In conclusione: la bolla obbligazionaria sta scoppiando. Quanto sarà forte la detonazione? Non è possibile prevederlo, poiché numerose forze deflazionistiche stanno ancora ribollendo appena sotto la superficie e le incertezze politiche sono molteplici. Quasi certamente, Trump riuscirà a far approvare gli sgravi fiscali e una versione edulcorata del suo pacchetto di misure per aumentare la spesa destinata a infrastrutture e difesa. La Cina è in fase di stabilizzazione e, di conseguenza, diminuisce la sua dipendenza dalle politiche monetarie accomodanti. I deflussi di capitali probabilmente diminuiranno con la rivalutazione dello yuan e la poderosa forza rappresentata dagli acquisti della banca centrale (sotto forma di investimenti o di QE) si smorzerà. Per quanto riguarda l'Europa, è molto difficile fare previsioni, ma sarebbe sbagliato estrapolare ciò che è accaduto nel Regno Unito con la Brexit (o con l'elezione di Donald Trump e il referendum in Italia).

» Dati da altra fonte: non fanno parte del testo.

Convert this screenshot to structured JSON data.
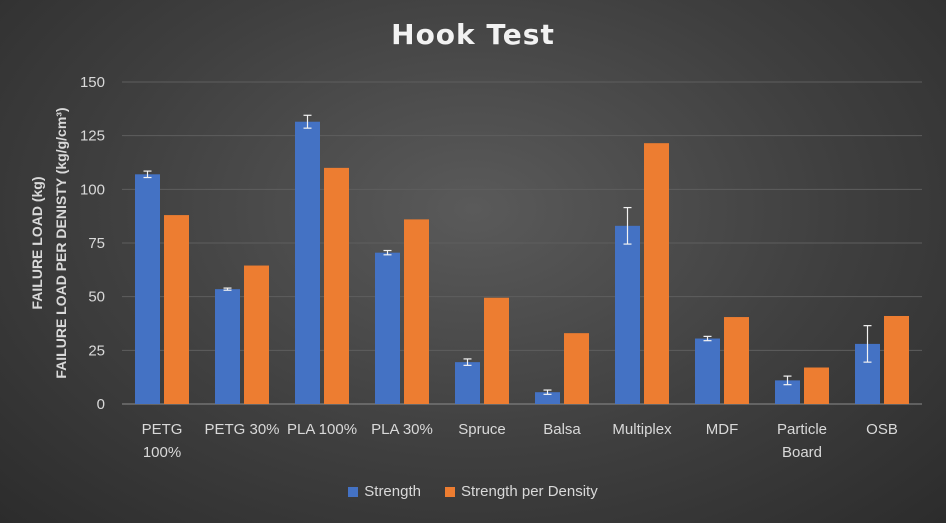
{
  "chart_data": {
    "type": "bar",
    "title": "Hook Test",
    "ylabel_lines": [
      "FAILURE LOAD (kg)",
      "FAILURE LOAD PER DENISTY (kg/g/cm³)"
    ],
    "xlabel": "",
    "ylim": [
      0,
      150
    ],
    "yticks": [
      0,
      25,
      50,
      75,
      100,
      125,
      150
    ],
    "grid": true,
    "legend_position": "bottom",
    "categories": [
      "PETG 100%",
      "PETG 30%",
      "PLA 100%",
      "PLA 30%",
      "Spruce",
      "Balsa",
      "Multiplex",
      "MDF",
      "Particle Board",
      "OSB"
    ],
    "series": [
      {
        "name": "Strength",
        "color": "#4472c4",
        "values": [
          107,
          53.5,
          131.5,
          70.5,
          19.5,
          5.5,
          83,
          30.5,
          11,
          28
        ],
        "error": [
          1.5,
          0.5,
          3,
          1,
          1.5,
          1,
          8.5,
          1,
          2,
          8.5
        ]
      },
      {
        "name": "Strength per Density",
        "color": "#ed7d31",
        "values": [
          88,
          64.5,
          110,
          86,
          49.5,
          33,
          121.5,
          40.5,
          17,
          41
        ]
      }
    ]
  }
}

Ciononostante, quello che prima appariva impossibile è diventato possibile. A nostro avviso, le aspettative inflazionistiche continueranno a crescere rispetto ai livelli attuali ancora molto bassi. L'economia statunitense è prossima alla piena occupazione. L'inflazione dei salari, abbinata a un modesto protezionismo e a una prolungata ripresa, dovrebbe stimolare aspettative di inflazione elevate. Prevediamo che i tassi di riferimento in Europa resteranno più bassi ancora per un certo tempo dato che l'incertezza (legata non soltanto al rischio geopolitico ma anche ai timori per la solidità di alcune economie nella regione) è ancora tale da consentire alle banche centrali di persistere con la politica dei tassi "più bassi più a lungo". Anche in Giappone un rialzo dei tassi appare improbabile, di conseguenza gli Stati Uniti restano in un certo senso alla ribalta. Dato l'aumento delle pressioni salariali e della spesa fiscale, prevediamo ulteriori innalzamenti dei tassi nel 2017 dopo quello deciso dalla Fed a dicembre. Il vento è cambiato.